Bill allowing physician assistants to practice independently passes Alaska Senate
Published in News & Features
JUNEAU, Alaska — The Alaska Senate has passed a bill that would allow physician assistants with sufficient training to practice under an independent license, removing the state's current requirement that they work under a formal collaborative agreement with physicians.
Supporters say the change would reduce administrative burdens that can delay and increase the cost of care. But physicians who opposed the bill argue it lowers the bar for training and could affect patient care.
Senate Bill 89, sponsored by Democratic Sen. Löki Tobin, passed by a unanimous vote in the Senate on Wednesday, with 18 votes in favor and two members absent. The bill would allow physician assistants to apply for an independent license after completing 4,000 hours of postgraduate supervised clinical practice.
Under current law, physician assistants in Alaska must operate under a collaborative plan with physicians. These plans outline the medical services a physician assistant can provide and require oversight from doctors.
The Alaska State Medical Board regulates physician assistants and authorizes them to provide care only within the scope of their training. Most physician assistants in Alaska work in family practice, though some are specially trained in particular fields. All care must be provided under a physician's license through a collaborative agreement that also requires a second, alternate physician to sign off.
For some clinics, particularly in more remote areas, finding those physicians can be difficult.

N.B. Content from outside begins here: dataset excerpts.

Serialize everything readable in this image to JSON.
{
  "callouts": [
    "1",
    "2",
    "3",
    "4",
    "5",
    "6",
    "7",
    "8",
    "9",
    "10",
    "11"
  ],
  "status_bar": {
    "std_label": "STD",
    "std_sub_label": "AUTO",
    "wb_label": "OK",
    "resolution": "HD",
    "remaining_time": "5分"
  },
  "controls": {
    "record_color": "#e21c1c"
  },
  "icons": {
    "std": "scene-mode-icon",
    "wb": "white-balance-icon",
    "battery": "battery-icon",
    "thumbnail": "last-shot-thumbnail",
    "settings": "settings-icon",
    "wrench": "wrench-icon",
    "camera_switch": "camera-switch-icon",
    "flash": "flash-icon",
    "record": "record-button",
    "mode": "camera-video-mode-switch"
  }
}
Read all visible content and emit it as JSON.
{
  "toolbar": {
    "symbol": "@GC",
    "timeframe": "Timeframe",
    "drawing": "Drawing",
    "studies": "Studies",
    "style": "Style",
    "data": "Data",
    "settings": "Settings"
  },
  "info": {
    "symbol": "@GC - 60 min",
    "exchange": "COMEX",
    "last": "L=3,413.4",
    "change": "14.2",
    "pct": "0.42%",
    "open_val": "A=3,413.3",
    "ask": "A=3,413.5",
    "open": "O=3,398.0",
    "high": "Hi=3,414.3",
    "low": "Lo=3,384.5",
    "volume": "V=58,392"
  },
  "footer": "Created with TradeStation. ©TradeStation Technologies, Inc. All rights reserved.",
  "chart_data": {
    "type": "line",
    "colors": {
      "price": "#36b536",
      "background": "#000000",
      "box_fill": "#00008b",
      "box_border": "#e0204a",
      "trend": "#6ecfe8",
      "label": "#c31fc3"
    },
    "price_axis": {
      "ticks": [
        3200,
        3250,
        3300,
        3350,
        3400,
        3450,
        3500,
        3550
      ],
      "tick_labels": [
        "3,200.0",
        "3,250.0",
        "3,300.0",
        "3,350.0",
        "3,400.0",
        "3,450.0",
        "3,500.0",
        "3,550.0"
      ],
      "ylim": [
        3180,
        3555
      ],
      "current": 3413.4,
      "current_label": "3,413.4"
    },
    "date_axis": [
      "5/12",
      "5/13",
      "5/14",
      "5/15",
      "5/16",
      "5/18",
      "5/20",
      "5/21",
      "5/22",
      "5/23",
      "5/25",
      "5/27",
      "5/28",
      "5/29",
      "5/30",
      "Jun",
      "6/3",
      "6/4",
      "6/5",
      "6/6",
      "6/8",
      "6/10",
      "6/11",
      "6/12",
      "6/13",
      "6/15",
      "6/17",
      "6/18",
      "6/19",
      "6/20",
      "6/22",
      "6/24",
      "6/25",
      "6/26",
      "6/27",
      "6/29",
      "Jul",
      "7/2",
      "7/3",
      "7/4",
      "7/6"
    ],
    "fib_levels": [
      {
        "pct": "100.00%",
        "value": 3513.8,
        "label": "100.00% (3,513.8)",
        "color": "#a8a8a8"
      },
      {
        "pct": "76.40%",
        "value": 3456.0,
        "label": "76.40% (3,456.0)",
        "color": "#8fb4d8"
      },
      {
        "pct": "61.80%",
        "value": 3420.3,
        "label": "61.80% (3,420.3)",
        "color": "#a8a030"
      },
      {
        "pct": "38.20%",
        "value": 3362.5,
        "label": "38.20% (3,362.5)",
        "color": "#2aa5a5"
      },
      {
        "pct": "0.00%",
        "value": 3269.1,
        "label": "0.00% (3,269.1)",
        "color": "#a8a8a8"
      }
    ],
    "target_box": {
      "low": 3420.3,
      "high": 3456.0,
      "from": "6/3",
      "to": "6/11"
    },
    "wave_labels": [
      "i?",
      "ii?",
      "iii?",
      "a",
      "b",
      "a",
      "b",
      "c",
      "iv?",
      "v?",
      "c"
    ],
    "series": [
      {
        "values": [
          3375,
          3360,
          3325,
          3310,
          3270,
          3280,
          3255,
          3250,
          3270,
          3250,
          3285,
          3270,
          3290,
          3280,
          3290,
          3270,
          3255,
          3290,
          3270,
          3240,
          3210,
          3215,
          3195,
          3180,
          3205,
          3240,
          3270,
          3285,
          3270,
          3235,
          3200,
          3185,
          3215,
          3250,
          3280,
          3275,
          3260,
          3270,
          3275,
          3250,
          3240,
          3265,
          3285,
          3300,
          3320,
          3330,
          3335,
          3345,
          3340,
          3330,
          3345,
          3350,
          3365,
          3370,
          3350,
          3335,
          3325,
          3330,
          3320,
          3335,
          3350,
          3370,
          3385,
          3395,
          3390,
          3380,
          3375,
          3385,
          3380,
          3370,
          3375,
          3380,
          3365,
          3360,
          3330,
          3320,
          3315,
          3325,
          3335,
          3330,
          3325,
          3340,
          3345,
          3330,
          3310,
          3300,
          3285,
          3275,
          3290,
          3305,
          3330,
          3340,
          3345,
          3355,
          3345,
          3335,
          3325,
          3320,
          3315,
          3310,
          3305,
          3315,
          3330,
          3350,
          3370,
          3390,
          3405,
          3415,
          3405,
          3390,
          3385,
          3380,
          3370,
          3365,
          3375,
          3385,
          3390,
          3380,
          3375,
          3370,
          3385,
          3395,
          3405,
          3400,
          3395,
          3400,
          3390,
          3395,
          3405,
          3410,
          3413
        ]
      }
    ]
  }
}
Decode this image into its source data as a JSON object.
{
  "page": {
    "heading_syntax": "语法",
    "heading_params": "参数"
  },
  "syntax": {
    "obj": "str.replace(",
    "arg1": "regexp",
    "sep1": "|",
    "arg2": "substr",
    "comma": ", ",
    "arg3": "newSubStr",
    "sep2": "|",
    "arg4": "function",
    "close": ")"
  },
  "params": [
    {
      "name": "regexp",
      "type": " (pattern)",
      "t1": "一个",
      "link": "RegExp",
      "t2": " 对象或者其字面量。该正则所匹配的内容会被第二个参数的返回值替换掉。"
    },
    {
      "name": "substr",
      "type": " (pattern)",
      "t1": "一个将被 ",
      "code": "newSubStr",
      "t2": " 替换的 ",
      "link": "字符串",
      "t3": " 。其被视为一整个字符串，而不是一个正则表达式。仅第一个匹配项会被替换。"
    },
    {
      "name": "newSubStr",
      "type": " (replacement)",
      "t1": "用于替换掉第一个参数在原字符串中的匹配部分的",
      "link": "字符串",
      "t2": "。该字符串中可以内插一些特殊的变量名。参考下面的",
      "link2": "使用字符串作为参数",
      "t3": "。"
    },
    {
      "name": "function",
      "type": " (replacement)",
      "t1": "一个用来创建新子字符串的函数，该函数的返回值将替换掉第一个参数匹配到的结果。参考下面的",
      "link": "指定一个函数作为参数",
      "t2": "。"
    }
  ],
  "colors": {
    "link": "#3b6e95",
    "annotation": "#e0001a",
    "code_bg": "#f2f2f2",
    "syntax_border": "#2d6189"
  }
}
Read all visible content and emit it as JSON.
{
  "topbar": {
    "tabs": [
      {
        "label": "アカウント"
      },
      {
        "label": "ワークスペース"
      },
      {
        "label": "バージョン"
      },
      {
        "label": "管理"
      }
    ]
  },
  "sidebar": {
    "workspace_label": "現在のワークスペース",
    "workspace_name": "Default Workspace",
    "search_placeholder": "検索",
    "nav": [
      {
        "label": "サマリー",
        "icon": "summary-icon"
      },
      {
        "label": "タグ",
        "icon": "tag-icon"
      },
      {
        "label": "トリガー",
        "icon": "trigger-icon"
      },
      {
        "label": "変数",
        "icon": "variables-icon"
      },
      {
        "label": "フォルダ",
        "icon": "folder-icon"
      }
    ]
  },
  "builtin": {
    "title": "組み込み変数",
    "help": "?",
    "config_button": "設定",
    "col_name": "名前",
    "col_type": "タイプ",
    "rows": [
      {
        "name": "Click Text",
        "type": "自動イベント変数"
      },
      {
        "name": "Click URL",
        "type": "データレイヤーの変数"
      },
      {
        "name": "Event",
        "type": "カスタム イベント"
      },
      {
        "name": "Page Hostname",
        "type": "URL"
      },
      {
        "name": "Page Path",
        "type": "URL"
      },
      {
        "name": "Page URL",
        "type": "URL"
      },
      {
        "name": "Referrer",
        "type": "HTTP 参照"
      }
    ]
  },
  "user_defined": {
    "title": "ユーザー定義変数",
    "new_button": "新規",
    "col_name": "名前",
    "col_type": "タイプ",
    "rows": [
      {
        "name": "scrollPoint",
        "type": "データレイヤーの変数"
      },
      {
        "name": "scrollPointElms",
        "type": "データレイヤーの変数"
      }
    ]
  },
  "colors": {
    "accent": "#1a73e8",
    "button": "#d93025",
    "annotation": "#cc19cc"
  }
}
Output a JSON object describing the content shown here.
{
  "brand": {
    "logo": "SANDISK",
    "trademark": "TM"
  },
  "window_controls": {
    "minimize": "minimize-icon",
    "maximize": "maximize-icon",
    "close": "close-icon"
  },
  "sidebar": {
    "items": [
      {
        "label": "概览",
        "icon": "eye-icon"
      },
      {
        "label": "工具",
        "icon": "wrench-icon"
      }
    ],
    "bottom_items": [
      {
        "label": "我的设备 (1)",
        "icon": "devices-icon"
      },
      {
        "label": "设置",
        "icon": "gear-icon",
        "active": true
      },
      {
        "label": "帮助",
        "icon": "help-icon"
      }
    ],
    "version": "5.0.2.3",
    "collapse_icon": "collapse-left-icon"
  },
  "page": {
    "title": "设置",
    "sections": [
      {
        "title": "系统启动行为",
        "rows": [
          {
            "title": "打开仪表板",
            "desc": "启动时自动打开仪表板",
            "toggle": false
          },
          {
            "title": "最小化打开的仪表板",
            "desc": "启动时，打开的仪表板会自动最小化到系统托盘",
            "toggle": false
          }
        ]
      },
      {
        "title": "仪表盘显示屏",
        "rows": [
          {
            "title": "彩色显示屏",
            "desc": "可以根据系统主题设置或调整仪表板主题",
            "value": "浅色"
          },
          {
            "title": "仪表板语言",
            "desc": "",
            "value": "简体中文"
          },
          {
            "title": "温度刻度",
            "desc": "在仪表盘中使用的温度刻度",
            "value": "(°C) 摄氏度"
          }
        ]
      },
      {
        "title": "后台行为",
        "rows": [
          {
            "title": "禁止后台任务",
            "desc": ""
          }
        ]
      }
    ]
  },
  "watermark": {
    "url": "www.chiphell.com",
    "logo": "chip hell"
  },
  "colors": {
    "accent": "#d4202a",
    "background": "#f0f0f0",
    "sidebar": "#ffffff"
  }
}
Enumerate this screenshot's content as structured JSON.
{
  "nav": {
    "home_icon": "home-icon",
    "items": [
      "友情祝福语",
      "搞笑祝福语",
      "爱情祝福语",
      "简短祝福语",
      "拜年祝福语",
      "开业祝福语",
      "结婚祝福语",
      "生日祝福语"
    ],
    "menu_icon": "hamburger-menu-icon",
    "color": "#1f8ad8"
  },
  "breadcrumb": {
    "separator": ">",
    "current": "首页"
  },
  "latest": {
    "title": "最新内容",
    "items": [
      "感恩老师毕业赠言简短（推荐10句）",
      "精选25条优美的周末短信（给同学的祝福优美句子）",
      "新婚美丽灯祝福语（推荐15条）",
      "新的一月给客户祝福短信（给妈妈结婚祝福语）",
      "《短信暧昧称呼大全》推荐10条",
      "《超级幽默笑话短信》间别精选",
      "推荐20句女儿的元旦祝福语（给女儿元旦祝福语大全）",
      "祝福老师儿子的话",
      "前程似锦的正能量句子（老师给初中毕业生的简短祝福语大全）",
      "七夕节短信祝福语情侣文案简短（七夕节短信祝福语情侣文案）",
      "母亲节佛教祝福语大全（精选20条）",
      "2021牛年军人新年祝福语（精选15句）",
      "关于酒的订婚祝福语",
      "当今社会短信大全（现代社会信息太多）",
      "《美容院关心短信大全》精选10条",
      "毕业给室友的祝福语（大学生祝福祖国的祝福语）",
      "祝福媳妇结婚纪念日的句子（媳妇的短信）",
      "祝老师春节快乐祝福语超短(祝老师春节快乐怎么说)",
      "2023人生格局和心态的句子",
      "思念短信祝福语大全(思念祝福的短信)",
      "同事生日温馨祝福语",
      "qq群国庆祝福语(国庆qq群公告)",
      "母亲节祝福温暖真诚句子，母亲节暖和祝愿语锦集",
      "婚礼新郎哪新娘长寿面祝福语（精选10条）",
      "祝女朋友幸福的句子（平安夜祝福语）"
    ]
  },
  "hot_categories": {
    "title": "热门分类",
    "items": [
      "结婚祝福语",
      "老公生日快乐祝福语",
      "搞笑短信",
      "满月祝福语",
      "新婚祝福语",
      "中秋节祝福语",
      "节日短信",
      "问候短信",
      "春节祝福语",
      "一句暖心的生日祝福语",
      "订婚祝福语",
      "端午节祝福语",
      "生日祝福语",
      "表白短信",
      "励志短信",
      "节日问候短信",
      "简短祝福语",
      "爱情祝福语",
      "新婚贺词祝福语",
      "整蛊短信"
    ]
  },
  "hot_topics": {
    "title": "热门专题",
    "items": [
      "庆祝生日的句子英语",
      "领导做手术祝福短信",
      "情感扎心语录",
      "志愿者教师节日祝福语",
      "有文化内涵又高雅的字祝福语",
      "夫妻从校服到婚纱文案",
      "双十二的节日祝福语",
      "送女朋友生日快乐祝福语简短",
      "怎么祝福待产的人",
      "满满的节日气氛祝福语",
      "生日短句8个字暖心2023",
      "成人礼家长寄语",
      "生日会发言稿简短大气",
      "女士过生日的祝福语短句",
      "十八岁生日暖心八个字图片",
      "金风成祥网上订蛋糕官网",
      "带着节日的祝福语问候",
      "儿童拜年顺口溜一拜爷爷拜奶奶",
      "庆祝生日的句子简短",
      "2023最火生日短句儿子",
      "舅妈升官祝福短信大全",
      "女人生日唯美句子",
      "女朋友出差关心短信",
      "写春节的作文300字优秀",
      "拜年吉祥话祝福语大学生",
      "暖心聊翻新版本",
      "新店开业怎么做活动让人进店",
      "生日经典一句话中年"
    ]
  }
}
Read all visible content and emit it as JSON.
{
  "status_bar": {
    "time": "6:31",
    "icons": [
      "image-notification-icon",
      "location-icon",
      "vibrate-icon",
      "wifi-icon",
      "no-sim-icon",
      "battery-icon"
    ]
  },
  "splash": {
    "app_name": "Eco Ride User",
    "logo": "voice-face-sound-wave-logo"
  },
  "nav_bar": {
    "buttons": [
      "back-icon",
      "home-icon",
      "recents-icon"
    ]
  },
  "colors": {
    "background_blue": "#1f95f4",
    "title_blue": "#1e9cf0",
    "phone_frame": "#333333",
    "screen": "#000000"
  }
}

Mary Swain, CEO of Cama'i Community Health Center in Bristol Bay, testified in support of the bill before the Senate Labor and Commerce Committee in March 2025. Her practice employs two physicians to maintain collaborative plans for its physician assistants. She said neither of them lived in the community, and the primary physician lived out of state.
Roughly 15% of physicians who hold collaborative agreements with Alaska-based physician assistants do not live in the state, according to Tobin. At the same time, Alaskans face some of the highest health care costs in the nation.
Jared Wallace, a physician assistant in Kenai and owner of Odyssey Family Practice, testified in support of the bill at a committee meeting in April.
Wallace said maintaining collaborative agreements is one of the most difficult parts of running his clinic. He said he pays a collaborative physician about $2,000 per physician assistant per month, roughly $96,000 a year, simply to maintain the required agreement.
"In my experience, a collaborative plan does not improve nor ensure good patient care," Wallace said. "Instead, it is a barrier in providing good health care in a rural community where access is limited, is a threat that delicately suspends my practice in place, and if severed, the 6,000 patients that I care for would lose access to (their) primary provider and become displaced."
Opposition to the bill largely came from physicians, who testified that physician assistants do not receive the same depth of training as doctors.
Dr. Nicholas Cosentino, an internal medicine physician, testified in opposition to the bill last April. He said that medical school training provides crucial experience in diagnosing complex cases.
"It's not infrequent that you get a patient that you're not exactly sure you know what's going on, and you have to fall back on your scientific background, the four years of medical school training, the countless hours of residency to come up with that differential, to think critically and come up with a plan for that patient," Cosentino said. "I think the bill as stated, 4,000 hours, does not equate to that level of training."
The Alaska Primary Care Association said it supports the intent of the bill but argued that physician assistants should complete 10,000 hours in a collaborative practice model with a physician before practicing independently.
Other states that have moved to allow independent licensure for physician assistants have adopted a range of thresholds. North Dakota requires 4,000 hours, while Montana requires 8,000 hours. Utah requires 10,000 hours of postgraduate supervised work, while Wyoming does not set a specific statewide minimum hour requirement.
Tobin said the hour requirement chosen in the bill came from conversations with experts during the bill's drafting.
"When we were working with stakeholders on this piece of legislation, we came to a compromise of 4,000 hours, recognizing and understanding that there was concerns, but also ... understanding that it is a bit of an arbitrary choice," she said.
The bill now heads to House committees before a potential vote on the House floor.